Scotland's population grew steadily in the 19th century, from 1,608,000 in the census of 1801 to 2,889,000 in 1851 and 4,472,000 in 1901. The economy, traditionally based on agriculture, began to industrialize after 1790. At first the leading industry, based in the west, was the spinning and weaving of cotton. In 1861 the American Civil War suddenly cut off the supplies of raw cotton and caused serious social distress before peace was imposed with the defeat of the Confederacy and the restoration of the Union.
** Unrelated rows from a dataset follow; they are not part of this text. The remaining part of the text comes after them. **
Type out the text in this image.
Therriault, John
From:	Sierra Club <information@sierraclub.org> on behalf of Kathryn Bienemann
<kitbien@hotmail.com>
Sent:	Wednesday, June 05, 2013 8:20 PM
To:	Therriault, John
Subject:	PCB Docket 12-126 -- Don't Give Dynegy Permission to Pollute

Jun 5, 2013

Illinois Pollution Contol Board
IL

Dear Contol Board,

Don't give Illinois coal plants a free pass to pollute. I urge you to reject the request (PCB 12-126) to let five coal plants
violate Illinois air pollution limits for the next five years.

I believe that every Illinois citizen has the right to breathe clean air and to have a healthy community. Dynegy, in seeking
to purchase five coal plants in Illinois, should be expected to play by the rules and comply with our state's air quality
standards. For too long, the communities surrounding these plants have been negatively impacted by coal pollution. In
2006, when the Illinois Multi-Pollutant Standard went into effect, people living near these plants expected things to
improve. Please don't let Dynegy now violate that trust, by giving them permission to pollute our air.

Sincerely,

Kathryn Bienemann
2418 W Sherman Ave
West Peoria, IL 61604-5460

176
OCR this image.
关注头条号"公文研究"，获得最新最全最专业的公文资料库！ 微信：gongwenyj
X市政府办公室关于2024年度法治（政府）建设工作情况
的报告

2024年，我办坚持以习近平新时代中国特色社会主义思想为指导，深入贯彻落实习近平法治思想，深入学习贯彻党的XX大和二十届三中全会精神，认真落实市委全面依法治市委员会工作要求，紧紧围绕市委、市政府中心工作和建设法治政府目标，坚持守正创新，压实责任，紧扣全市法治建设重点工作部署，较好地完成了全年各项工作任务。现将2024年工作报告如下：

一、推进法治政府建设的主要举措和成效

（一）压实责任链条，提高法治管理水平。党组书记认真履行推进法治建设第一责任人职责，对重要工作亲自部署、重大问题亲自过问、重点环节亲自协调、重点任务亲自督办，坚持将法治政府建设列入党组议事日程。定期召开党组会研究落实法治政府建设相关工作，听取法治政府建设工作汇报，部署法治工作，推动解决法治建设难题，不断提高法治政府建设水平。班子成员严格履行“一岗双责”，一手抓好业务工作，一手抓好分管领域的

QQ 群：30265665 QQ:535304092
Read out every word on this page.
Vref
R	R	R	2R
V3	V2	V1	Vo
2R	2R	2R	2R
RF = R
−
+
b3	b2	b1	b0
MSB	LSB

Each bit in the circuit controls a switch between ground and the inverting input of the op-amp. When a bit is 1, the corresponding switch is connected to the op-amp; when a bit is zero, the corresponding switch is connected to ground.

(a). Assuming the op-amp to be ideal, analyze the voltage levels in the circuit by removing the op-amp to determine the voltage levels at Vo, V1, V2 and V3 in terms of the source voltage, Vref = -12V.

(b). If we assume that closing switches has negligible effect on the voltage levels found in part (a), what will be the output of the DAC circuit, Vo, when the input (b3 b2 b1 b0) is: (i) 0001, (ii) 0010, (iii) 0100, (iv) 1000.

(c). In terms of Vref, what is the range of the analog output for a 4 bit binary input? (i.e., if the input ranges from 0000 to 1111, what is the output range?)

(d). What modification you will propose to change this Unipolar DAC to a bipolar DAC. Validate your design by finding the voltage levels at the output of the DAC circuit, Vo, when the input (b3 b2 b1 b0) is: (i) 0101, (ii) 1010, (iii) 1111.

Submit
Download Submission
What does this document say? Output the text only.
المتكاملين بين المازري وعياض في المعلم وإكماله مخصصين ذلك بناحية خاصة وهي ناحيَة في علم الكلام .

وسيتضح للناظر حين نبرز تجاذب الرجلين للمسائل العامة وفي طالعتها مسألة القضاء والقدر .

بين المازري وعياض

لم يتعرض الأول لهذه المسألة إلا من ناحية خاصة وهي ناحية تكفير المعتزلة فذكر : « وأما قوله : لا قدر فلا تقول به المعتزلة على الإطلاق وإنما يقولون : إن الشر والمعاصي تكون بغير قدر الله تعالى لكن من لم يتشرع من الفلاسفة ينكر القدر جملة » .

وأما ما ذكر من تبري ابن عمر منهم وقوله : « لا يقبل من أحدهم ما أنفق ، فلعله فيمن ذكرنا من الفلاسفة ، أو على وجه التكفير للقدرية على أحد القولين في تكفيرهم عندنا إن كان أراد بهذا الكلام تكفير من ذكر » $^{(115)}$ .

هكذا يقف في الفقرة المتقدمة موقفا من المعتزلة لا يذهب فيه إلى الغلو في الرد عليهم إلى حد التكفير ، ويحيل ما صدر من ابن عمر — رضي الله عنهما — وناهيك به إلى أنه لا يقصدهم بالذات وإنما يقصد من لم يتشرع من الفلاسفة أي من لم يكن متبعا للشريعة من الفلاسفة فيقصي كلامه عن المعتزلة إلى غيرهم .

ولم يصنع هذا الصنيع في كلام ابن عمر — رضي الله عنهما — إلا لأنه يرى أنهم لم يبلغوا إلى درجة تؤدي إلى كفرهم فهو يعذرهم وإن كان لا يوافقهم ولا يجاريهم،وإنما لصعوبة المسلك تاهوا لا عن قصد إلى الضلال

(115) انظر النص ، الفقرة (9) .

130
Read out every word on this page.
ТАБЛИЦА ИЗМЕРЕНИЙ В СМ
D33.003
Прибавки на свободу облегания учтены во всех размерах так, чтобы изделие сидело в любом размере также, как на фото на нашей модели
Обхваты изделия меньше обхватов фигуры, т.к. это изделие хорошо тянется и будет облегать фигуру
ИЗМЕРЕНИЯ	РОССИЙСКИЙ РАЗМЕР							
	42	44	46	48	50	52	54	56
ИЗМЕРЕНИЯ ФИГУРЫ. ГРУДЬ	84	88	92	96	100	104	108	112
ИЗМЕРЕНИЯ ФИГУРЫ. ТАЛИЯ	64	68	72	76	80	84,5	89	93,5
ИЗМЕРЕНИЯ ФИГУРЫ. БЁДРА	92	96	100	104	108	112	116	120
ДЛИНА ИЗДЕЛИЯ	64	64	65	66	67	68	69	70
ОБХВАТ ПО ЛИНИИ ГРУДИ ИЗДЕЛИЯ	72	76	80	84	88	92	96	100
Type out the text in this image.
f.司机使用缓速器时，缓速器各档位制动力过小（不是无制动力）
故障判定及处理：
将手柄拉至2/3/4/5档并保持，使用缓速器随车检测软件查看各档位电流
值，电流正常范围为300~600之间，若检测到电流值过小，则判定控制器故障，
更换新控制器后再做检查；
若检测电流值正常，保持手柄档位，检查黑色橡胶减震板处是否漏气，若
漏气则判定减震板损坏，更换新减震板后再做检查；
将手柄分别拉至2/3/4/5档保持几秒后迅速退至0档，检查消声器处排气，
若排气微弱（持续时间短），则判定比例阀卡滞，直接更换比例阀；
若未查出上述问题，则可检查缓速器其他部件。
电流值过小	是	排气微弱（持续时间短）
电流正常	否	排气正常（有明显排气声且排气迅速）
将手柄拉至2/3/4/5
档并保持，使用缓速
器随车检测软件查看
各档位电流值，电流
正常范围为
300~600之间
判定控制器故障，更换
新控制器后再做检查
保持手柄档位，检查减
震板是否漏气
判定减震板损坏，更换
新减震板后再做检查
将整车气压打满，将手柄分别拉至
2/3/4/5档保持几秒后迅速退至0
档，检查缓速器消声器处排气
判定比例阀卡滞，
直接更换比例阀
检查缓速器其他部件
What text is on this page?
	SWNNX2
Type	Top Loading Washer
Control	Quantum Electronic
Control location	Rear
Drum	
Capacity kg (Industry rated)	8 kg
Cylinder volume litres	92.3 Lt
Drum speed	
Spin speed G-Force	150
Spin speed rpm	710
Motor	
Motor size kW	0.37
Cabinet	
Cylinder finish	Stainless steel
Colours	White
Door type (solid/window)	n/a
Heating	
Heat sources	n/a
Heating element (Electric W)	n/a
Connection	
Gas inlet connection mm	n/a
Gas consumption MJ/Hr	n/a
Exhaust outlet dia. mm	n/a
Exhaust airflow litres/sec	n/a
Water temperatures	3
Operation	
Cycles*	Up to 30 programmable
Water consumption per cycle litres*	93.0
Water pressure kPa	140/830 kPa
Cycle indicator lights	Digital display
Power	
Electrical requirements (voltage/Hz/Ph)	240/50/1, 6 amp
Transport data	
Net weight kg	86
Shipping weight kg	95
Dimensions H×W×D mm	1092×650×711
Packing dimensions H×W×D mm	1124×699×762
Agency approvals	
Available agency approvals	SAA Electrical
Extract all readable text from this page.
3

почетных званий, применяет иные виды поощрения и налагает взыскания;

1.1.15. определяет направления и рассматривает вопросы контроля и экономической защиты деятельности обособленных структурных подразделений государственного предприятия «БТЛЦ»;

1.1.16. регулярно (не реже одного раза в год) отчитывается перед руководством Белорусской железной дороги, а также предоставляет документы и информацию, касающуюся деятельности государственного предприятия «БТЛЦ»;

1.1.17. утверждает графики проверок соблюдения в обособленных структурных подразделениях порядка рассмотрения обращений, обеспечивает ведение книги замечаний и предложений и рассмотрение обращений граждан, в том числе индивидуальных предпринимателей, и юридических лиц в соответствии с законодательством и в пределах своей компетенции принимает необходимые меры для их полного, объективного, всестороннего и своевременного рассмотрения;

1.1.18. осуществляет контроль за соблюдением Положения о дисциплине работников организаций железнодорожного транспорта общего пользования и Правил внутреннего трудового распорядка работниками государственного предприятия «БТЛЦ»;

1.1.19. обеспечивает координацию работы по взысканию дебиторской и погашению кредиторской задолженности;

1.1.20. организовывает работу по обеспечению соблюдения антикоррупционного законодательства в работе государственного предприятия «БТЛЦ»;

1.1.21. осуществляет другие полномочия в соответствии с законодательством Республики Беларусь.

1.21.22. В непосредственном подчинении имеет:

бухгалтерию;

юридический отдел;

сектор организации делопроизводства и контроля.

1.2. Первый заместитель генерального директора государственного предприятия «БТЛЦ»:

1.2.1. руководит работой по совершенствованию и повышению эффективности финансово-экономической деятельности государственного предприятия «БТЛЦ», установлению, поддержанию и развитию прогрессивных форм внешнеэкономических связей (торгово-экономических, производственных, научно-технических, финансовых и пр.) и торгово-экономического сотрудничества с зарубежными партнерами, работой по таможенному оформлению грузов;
Textile production recovered thereafter, concentrated especially in Paisley, Renfrewshire, and by the end of the century J. & P. Coats, arguably the first multinational industrial corporation in the world, was globally synonymous with cotton thread, and the largest industrial company in the United Kingdom.
Thanks to its many entrepreneurs and engineers, and its large stock of easily mined coal, Scotland became a world centre for engineering, shipbuilding, and locomotive construction, with steel replacing iron after 1870.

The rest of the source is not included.